8 Tips for Encouraging COVID Vaccination
These are eight of the ways that employers can encourage their workers to get vaccinated without the risks mentioned above.
- Clear communication: Send a clear message to workers (one that can be referred back to on an intranet or physically posted on a wall) encouraging them to get vaccinated. Open the lines of communication and encourage workers to come to upper management with any questions or concerns about vaccination (or general pandemic safety).
- Share resources: Share resources that help workers get vaccinated. Send websites that list vaccination sites or allow people to sign up for vaccination appointments. Share information about the potential health benefits and risks for workers who get vaccinated. If you offer insurance, share information that might be relevant to your insurance plan.
- Reimburse for transportation: Offer to reimburse for Ubers and Lyfts to and from the vaccination sites. Taking away the cost of transportation could be the final push your team needs to go get vaccinated.
- Paid time off for vaccination: Assure workers that you will pay for time they need to take off to get vaccinated. This way, they won’t feel pressured to dip into their sick, personal, or vacation time. This may be especially helpful with the long lines that many vaccination clinics are experiencing. Going to get a vaccination could take up half a day or more with travel and wait times.
- Offer sick time: Let workers know they will be able to take a paid sick day if they feel sick after they get the vaccination. Again, this helps alleviate the concern about using up precious sick days.
- If possible, host a third-party vaccination clinic onsite: Work with a third-party provider (like CVS) to host a clinic onsite. Offer the vaccine for free. This will make vaccination more convenient to workers and thus more appealing.
- Reassure privacy: Reassure workers that their medical information will remain private.
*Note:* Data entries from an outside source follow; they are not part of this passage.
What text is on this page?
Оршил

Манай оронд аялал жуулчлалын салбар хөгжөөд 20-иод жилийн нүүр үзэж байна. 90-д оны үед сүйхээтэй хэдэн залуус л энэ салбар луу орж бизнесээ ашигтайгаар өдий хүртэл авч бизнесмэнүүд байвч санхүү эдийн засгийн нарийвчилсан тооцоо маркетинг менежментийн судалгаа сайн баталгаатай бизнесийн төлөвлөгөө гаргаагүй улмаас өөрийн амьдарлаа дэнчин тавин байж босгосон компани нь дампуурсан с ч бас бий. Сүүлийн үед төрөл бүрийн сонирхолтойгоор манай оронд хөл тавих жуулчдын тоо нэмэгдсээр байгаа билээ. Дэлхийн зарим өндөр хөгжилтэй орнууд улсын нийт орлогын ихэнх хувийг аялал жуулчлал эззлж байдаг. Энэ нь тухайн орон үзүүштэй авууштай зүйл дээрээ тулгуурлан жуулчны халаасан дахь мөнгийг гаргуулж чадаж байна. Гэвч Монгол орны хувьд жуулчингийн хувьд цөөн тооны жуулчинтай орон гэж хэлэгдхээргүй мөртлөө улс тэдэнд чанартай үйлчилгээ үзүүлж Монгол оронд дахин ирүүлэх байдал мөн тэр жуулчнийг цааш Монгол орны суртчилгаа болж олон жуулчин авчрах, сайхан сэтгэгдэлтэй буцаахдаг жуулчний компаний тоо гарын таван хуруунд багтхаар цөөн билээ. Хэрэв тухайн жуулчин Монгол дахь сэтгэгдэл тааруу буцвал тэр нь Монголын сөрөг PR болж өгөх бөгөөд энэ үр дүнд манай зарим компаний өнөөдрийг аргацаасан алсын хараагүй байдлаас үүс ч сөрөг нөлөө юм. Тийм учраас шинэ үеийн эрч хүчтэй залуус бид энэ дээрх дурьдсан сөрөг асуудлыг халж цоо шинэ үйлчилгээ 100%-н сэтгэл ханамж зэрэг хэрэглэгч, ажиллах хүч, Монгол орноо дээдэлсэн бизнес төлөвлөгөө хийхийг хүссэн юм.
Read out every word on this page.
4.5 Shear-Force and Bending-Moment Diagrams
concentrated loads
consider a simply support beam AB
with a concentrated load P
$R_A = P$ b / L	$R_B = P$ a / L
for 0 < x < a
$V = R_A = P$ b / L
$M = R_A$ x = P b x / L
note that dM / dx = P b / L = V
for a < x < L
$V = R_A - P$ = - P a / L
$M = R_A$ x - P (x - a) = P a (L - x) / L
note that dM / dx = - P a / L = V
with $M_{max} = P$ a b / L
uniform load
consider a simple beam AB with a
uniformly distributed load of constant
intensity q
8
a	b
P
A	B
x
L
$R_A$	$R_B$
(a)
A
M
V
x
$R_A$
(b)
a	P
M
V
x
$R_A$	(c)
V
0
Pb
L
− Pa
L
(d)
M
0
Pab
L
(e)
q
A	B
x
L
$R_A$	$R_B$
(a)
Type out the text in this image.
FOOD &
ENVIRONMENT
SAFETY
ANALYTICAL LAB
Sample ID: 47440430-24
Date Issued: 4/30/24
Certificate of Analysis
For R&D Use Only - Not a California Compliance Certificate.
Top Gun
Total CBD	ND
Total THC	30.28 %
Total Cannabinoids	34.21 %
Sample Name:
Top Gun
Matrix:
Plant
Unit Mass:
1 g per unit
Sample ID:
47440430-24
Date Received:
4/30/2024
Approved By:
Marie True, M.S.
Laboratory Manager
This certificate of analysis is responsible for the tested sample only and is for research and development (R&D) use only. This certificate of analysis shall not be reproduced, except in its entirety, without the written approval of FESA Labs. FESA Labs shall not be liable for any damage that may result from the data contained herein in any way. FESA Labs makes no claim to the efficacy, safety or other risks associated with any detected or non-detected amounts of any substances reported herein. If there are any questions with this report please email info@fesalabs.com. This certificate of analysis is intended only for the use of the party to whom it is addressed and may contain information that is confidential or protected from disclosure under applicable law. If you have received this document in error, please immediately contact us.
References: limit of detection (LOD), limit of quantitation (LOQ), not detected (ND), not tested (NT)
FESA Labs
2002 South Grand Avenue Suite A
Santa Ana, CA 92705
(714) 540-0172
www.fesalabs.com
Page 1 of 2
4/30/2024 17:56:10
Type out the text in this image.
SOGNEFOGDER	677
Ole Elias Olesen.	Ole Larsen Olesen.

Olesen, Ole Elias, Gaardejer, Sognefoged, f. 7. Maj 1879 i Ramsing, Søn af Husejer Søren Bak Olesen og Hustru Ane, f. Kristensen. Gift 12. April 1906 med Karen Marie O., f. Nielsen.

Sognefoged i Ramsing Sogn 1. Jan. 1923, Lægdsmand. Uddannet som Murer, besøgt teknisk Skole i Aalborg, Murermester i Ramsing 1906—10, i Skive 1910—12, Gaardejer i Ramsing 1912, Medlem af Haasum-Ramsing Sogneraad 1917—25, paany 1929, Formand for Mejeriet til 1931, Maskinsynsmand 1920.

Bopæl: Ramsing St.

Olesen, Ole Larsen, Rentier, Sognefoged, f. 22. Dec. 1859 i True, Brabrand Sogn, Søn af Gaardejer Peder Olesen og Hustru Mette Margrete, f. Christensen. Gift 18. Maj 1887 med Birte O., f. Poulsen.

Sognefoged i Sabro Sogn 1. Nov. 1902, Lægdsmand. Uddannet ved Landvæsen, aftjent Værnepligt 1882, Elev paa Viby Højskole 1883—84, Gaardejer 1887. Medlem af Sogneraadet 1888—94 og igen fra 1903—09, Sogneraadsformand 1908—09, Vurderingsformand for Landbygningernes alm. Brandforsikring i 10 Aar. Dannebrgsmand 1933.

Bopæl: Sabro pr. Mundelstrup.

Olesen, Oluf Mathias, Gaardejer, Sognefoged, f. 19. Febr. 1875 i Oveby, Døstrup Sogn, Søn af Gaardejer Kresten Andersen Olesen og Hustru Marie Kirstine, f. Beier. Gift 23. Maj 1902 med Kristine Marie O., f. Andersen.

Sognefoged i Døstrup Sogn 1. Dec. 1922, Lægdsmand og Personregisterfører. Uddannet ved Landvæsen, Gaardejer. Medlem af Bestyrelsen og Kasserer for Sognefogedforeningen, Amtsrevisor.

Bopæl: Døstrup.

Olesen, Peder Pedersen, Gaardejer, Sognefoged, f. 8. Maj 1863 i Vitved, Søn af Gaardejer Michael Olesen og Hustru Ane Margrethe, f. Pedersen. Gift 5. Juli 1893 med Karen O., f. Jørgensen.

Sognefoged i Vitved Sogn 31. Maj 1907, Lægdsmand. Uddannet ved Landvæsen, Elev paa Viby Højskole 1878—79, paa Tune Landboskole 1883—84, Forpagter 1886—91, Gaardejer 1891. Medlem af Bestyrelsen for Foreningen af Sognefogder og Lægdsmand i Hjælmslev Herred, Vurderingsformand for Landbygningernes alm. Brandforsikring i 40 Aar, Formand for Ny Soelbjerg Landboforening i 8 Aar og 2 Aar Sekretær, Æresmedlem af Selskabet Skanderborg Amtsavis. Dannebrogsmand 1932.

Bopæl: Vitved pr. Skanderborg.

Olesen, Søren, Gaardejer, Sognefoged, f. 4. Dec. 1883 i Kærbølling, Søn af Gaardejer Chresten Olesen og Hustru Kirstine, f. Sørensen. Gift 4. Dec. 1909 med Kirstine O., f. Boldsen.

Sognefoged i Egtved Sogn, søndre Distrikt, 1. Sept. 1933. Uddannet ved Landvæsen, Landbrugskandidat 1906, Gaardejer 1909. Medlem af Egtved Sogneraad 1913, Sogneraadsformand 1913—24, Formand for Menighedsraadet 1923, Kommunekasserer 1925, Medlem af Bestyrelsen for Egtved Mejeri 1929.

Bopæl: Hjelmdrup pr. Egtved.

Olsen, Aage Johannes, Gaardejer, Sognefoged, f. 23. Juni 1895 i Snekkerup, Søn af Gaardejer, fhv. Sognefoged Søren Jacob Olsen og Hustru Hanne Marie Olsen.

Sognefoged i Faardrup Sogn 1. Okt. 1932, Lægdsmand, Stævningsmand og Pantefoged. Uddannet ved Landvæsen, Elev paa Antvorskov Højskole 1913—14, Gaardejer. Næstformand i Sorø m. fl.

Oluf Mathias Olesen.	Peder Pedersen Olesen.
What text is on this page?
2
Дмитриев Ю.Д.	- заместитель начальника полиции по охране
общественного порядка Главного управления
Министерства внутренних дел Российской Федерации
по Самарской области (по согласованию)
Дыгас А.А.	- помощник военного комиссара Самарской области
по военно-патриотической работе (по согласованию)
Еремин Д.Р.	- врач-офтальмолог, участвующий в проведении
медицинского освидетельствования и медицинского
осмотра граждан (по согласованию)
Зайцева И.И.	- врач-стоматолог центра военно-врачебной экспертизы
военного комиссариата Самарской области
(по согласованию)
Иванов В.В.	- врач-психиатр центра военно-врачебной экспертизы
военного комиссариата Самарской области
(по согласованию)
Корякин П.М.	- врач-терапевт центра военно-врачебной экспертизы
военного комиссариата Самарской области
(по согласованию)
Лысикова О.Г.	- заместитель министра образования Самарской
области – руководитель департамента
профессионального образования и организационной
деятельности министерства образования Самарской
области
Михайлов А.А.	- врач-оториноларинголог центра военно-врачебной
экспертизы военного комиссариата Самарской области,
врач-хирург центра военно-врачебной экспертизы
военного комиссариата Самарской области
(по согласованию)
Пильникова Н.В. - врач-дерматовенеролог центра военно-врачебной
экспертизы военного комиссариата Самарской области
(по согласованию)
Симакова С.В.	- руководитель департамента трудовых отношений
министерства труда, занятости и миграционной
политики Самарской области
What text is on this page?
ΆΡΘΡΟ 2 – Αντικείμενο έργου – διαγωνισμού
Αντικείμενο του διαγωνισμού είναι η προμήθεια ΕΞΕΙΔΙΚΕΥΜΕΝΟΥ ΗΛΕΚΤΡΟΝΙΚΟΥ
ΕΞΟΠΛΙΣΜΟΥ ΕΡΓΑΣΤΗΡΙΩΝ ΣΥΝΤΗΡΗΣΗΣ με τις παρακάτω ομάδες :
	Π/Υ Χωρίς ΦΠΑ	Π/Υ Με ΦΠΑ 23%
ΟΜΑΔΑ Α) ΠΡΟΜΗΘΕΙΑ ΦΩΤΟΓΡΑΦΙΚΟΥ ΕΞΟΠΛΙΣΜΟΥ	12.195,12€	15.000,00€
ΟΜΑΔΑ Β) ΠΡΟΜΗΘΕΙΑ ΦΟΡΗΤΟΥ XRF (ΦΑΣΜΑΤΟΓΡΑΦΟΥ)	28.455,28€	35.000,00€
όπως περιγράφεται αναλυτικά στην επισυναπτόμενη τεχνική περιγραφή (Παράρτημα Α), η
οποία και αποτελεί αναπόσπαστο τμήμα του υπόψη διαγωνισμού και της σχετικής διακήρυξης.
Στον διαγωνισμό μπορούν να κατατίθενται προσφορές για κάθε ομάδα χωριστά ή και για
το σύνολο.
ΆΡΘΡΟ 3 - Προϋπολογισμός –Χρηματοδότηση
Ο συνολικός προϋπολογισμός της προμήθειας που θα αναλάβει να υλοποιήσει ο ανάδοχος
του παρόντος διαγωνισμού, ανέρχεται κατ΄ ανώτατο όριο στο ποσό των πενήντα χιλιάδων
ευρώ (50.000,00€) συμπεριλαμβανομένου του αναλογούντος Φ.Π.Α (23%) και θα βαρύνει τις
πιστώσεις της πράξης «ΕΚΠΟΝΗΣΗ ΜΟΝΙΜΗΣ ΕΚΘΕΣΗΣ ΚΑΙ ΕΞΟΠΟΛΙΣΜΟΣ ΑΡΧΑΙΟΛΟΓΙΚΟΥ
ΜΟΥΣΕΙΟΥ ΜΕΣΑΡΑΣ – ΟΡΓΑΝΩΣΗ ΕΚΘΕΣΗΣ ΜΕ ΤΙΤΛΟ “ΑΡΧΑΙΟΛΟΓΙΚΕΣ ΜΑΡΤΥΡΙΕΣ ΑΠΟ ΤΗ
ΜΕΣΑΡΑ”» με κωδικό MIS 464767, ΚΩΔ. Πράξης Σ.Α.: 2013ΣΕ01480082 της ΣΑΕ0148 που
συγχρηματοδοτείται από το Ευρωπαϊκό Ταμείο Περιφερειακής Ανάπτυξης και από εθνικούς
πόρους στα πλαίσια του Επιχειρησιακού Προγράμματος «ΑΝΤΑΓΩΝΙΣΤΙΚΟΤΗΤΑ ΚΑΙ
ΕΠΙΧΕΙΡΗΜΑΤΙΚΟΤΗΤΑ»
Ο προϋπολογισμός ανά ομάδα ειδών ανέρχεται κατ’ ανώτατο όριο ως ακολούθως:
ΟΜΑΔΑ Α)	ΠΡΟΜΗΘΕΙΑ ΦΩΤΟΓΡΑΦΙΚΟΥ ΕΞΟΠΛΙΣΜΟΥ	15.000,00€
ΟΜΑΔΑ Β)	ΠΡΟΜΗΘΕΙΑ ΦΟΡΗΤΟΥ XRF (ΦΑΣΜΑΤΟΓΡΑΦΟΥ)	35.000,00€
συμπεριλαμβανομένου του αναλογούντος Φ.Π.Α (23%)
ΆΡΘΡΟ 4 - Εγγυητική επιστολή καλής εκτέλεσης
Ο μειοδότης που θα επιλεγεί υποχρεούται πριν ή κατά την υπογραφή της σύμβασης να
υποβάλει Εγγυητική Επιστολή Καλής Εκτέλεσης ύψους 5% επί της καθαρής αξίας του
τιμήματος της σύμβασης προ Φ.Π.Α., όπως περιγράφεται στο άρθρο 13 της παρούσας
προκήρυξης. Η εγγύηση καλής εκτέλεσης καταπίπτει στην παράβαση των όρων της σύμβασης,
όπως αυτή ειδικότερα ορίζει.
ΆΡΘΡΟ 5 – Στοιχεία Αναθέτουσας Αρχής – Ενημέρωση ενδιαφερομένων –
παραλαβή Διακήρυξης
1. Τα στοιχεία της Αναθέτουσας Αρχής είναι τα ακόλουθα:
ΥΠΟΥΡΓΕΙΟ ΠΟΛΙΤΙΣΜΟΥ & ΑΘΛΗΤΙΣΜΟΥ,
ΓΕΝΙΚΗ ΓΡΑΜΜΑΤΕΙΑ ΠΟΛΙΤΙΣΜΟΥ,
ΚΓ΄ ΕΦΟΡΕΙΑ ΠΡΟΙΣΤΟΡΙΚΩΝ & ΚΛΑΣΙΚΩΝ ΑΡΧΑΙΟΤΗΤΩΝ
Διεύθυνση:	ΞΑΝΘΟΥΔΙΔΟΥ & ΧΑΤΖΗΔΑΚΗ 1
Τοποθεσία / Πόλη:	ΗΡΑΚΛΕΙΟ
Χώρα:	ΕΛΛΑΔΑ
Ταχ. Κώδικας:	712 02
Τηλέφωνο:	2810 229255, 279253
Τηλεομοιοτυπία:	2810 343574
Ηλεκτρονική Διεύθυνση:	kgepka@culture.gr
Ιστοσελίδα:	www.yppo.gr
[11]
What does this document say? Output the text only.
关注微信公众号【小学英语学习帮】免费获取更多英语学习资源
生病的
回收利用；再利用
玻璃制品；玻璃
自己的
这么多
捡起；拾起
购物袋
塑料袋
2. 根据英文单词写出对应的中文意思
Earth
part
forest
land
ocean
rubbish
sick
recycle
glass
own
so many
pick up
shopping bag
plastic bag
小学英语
Staff may feel uncomfortable with others knowing if or when they will be vaccinated. Like any other medical information a worker shares, this should also be treated with confidentiality.
- Publicize it when upper management gets vaccinated: To encourage employees to get vaccinated, let them know when the CEO, president, and other members of upper management or union leaders get vaccinated. You may even want to share a picture or video clip. (Caveat: if a member of management doesn’t feel comfortable with this, respect their privacy. As mentioned above, medical information needs to be treated with confidentiality as a rule.)